In the music business, having the same people around you all the time can start to get pretty boring. For as much as you might be friendly with everyone around you, it’s hard to have the same creative partners to bounce off of every time you come through with a song. You might not always see eye to eye, so it’s no surprise why these guys branch out to do their own thing.
For most of these side projects, every one of these musicians has a unique opportunity here. You don’t have all of the pressure that comes with your main gig, so you can try for a few more ideas that wouldn’t have fit in your previous band, like going for different genres or trying different instruments that you would have never even thought of beforehand. And it’s even crazier when the side project actually works.
For all the reasons why these should have just been a vanity project, every one of the records put out by these bands have been great from cover to cover, even managing to overshadow some of the mainline acts in the process. The names might be a bit different this time around, but that doesn’t mean the music has to suffer for it. If anything, we’re just scratching the surface of what they can do.
Having Rage Against the Machine break up at the turn of the ‘00s feels like one of the biggest missed opportunities in modern rock. Here was one of the most militant rock bands on Earth that decided to call it quits right when the Bush administration was about to spread their own reign of terror across the country. They weren’t planning on just laying low though.

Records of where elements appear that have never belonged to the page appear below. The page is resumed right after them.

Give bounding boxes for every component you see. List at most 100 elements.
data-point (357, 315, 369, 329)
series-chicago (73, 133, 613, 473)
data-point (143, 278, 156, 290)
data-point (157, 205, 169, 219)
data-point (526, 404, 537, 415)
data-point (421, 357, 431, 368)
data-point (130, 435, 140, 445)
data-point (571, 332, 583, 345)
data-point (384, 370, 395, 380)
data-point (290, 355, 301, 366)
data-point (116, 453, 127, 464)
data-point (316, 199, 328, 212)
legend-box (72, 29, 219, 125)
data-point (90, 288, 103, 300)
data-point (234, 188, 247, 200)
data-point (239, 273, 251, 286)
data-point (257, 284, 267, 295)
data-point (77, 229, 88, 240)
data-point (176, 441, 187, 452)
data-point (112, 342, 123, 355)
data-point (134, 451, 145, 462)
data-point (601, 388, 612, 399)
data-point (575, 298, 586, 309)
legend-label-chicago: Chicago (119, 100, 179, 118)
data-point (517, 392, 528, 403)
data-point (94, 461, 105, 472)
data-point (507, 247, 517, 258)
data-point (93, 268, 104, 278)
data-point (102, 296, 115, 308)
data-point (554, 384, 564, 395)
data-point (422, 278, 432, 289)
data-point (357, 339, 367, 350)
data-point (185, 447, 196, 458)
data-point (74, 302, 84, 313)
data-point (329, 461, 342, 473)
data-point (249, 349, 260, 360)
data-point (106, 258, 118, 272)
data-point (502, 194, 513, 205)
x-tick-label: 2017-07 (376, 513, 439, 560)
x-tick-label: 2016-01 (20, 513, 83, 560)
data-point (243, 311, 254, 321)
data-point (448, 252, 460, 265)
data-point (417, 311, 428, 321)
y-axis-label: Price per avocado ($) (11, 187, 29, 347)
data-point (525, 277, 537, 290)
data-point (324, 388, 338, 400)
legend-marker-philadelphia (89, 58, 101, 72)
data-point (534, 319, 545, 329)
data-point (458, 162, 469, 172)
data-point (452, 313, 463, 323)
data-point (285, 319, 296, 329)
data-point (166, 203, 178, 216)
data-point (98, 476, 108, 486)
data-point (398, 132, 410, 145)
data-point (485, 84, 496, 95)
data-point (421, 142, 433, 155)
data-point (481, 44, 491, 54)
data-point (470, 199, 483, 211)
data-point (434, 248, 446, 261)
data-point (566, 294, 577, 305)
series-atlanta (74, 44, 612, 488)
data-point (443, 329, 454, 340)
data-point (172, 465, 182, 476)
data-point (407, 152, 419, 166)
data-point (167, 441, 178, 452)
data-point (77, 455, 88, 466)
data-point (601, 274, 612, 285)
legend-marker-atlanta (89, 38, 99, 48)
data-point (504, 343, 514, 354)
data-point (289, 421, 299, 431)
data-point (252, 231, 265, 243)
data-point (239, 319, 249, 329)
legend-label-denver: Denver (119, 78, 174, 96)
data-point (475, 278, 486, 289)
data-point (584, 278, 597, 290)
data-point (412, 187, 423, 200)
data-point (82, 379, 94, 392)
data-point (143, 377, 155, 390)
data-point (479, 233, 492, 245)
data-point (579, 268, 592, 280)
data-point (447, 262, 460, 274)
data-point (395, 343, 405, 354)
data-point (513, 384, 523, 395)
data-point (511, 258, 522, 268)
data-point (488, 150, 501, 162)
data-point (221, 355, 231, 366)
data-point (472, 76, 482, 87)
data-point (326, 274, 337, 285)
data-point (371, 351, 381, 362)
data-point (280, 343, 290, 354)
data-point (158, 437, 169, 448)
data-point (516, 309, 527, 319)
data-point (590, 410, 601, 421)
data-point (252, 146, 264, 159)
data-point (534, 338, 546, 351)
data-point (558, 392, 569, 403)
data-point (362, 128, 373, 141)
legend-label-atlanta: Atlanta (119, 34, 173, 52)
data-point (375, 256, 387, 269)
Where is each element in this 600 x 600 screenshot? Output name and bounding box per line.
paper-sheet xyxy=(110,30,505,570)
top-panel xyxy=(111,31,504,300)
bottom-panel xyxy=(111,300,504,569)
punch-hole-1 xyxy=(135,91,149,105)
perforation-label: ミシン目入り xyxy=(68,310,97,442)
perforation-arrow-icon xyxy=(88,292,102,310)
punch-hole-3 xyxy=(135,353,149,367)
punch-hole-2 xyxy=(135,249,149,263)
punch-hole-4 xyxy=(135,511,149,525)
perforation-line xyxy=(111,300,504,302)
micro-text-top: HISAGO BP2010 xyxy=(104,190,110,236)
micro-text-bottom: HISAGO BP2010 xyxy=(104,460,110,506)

Even with Zack de la Rocha gone, the rest of Rage got in touch with their inner arena rock band with Audioslave. After thinking through different singers, Rick Rubin suggested that they hook up with Soundgarden’s Chris Cornell, which made for some of the most enduring rock music of the ‘00s. Amid the rest of the nu metal genre happening at the time, Tom Morello was able to blend his signature weird style with the sounds of the ‘70s, now that he had a seasoned rock veteran behind the mic this time around. In between some of the traditional rock songs though, songs like Cochise and Like a Stone are a bit more adventurous than what you might expect, like Chris showing off his taste for gospel music on the latter song.
Then again, maybe this was the kind of music that Rage had intended making all along, just without the militant lyrics of Zack being brought in. If you look back on what was happening, the world was on fire, and Audioslave was just looking to just kick out the jams and have a good time.